AUSTIN, TEXAS. The pulmonary veins are the most important sources of "rogue" cells triggering atrial fibrillation (AF) episodes. Thus, they are routinely isolated from the left atrium in all catheter ablations via the aptly named pulmonary vein isolation (PVI) procedure. In the case of paroxysmal (intermittent, self-terminating) AF, a PVI may be enough to establish permanent normal sinus rhythm, while in the case of persistent and long-standing persistent (permanent) AF, other areas extraneous to the pulmonary veins may need to be ablated as well. Now a team of American and Italian electrophysiologists (EPs) reports that the left atrial appendage (LAA) is also an important site involved in the initiation of AF.
Their study involved 987 patients (29% paroxysmal, 71% persistent or permanent) who needed a second (follow-up) procedure. During the procedure the EPs observed firing from the LAA in 266 patients who then underwent further ablation to isolate these trigger points. The majority (58%) of the 266 patients had permanent AF, 24% had persistent AF, and 18% the paroxysmal variety. LAA firing was defined as consistent premature atrial contractions (PACs) with the earliest activation in the LAA (at least 10 PACs per minute), or as AF or atrial tachyarrhythmia (AT) originating from the LAA.

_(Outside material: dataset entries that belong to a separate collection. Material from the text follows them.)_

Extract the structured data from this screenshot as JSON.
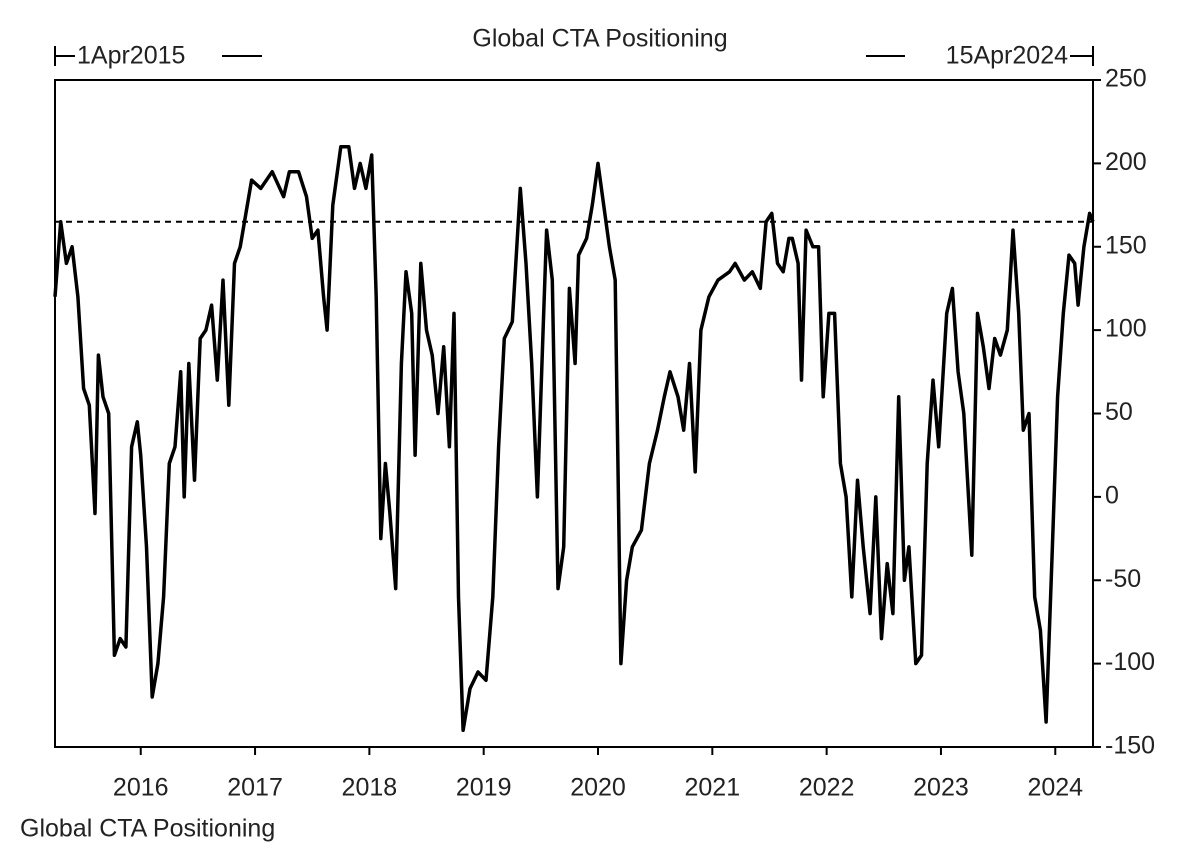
{
  "chart_data": {
    "type": "line",
    "title": "Global CTA Positioning",
    "start_label": "1Apr2015",
    "end_label": "15Apr2024",
    "legend_label": "Global CTA Positioning",
    "xlim": [
      2015.25,
      2024.33
    ],
    "xticks": [
      2016,
      2017,
      2018,
      2019,
      2020,
      2021,
      2022,
      2023,
      2024
    ],
    "ylim": [
      -150,
      250
    ],
    "yticks": [
      -150,
      -100,
      -50,
      0,
      50,
      100,
      150,
      200,
      250
    ],
    "reference_line": 165,
    "color": "#000000",
    "x": [
      2015.25,
      2015.3,
      2015.35,
      2015.4,
      2015.45,
      2015.5,
      2015.55,
      2015.6,
      2015.63,
      2015.67,
      2015.72,
      2015.77,
      2015.82,
      2015.87,
      2015.92,
      2015.97,
      2016.0,
      2016.05,
      2016.1,
      2016.15,
      2016.2,
      2016.25,
      2016.3,
      2016.35,
      2016.38,
      2016.42,
      2016.47,
      2016.52,
      2016.57,
      2016.62,
      2016.67,
      2016.72,
      2016.77,
      2016.82,
      2016.87,
      2016.92,
      2016.97,
      2017.05,
      2017.15,
      2017.25,
      2017.3,
      2017.38,
      2017.45,
      2017.5,
      2017.55,
      2017.6,
      2017.63,
      2017.68,
      2017.75,
      2017.82,
      2017.87,
      2017.92,
      2017.97,
      2018.02,
      2018.06,
      2018.1,
      2018.14,
      2018.18,
      2018.23,
      2018.28,
      2018.32,
      2018.37,
      2018.4,
      2018.45,
      2018.5,
      2018.55,
      2018.6,
      2018.65,
      2018.7,
      2018.74,
      2018.78,
      2018.82,
      2018.88,
      2018.95,
      2019.02,
      2019.08,
      2019.13,
      2019.18,
      2019.25,
      2019.32,
      2019.37,
      2019.42,
      2019.47,
      2019.52,
      2019.55,
      2019.6,
      2019.65,
      2019.7,
      2019.75,
      2019.8,
      2019.83,
      2019.9,
      2019.95,
      2020.0,
      2020.05,
      2020.1,
      2020.15,
      2020.2,
      2020.25,
      2020.3,
      2020.38,
      2020.45,
      2020.52,
      2020.58,
      2020.63,
      2020.7,
      2020.75,
      2020.8,
      2020.85,
      2020.9,
      2020.97,
      2021.05,
      2021.15,
      2021.2,
      2021.28,
      2021.35,
      2021.42,
      2021.47,
      2021.52,
      2021.57,
      2021.62,
      2021.67,
      2021.7,
      2021.75,
      2021.78,
      2021.82,
      2021.88,
      2021.93,
      2021.97,
      2022.02,
      2022.07,
      2022.12,
      2022.17,
      2022.22,
      2022.27,
      2022.32,
      2022.38,
      2022.43,
      2022.48,
      2022.53,
      2022.58,
      2022.63,
      2022.68,
      2022.72,
      2022.78,
      2022.83,
      2022.88,
      2022.93,
      2022.98,
      2023.05,
      2023.1,
      2023.15,
      2023.2,
      2023.27,
      2023.32,
      2023.37,
      2023.42,
      2023.47,
      2023.52,
      2023.58,
      2023.63,
      2023.68,
      2023.72,
      2023.77,
      2023.82,
      2023.87,
      2023.92,
      2023.97,
      2024.02,
      2024.07,
      2024.12,
      2024.17,
      2024.2,
      2024.25,
      2024.3,
      2024.33
    ],
    "series": [
      {
        "name": "Global CTA Positioning",
        "values": [
          120,
          165,
          140,
          150,
          120,
          65,
          55,
          -10,
          85,
          60,
          50,
          -95,
          -85,
          -90,
          30,
          45,
          25,
          -30,
          -120,
          -100,
          -60,
          20,
          30,
          75,
          0,
          80,
          10,
          95,
          100,
          115,
          70,
          130,
          55,
          140,
          150,
          170,
          190,
          185,
          195,
          180,
          195,
          195,
          180,
          155,
          160,
          120,
          100,
          175,
          210,
          210,
          185,
          200,
          185,
          205,
          120,
          -25,
          20,
          -10,
          -55,
          80,
          135,
          110,
          25,
          140,
          100,
          85,
          50,
          90,
          30,
          110,
          -60,
          -140,
          -115,
          -105,
          -110,
          -60,
          30,
          95,
          105,
          185,
          140,
          80,
          0,
          100,
          160,
          130,
          -55,
          -30,
          125,
          80,
          145,
          155,
          175,
          200,
          175,
          150,
          130,
          -100,
          -50,
          -30,
          -20,
          20,
          40,
          60,
          75,
          60,
          40,
          80,
          15,
          100,
          120,
          130,
          135,
          140,
          130,
          135,
          125,
          165,
          170,
          140,
          135,
          155,
          155,
          140,
          70,
          160,
          150,
          150,
          60,
          110,
          110,
          20,
          0,
          -60,
          10,
          -30,
          -70,
          0,
          -85,
          -40,
          -70,
          60,
          -50,
          -30,
          -100,
          -95,
          20,
          70,
          30,
          110,
          125,
          75,
          50,
          -35,
          110,
          90,
          65,
          95,
          85,
          100,
          160,
          110,
          40,
          50,
          -60,
          -80,
          -135,
          -40,
          60,
          110,
          145,
          140,
          115,
          150,
          170,
          165
        ]
      }
    ]
  }
}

The 266 patients were divided into three groups where group 1 consisted of 43 patients who underwent a redo of the PVI isolation of the superior vena cava and ablation of complex fractionated atrial electrograms as needed, but no specific ablation involving the LAA. Group 2 consisted of 56 patients who underwent the above-mentioned ablations as needed as well as focal ablation of triggers in the LAA. Group 3 consisted of 167 patients who underwent the same ablation protocol as group 1 plus complete isolation of the LAA in a procedure similar to a PVI.
The patients were followed for 12 months, a which time 74% of group 1 had experienced AF recurrence as compared to 68% in group 2 and 15% in group 3. Of the 95 patients who experienced recurrence, 88 underwent a third procedure involving LAA isolation only. This successfully eliminated recurrence in 93% of patients. All patients were discharged on warfarin and remained on anticoagulation for at least 6 months post-procedure. Patients free of AF recurrence underwent transthoracic (TTE) and transesophageal (TEE) echocardiography 3 and 6 months after their procedure to determine if contractility and blood flow through the LAA was sufficient to prevent the formation of blood clots (LAA velocity greater than 0.3 m/sec). At the 6-month follow-up, 54% of patients had satisfactory flow velocity and excellent contractility and warfarin was discontinued in these patients. The meaning 46% of patients were kept on warfarin.
Bi Biase, L, et al. Left atrial appendage: An under-recognized trigger site of atrial fibrillation. Circulation, Vol. 122, July 13, 2010, pp. 109-18
Editor's comment: The observation that the LAA is an important source of AF initiation, particularly in persistent and permanent afibbers, is of significant importance and the finding that AF recurrence can be prevented by electrically isolating the LAA is most encouraging. However, the need for almost half of all patients to continue on warfarin, presumably on a permanent basis, following a LAA isolation may discourage some afibbers from undergoing a LAA isolation procedure.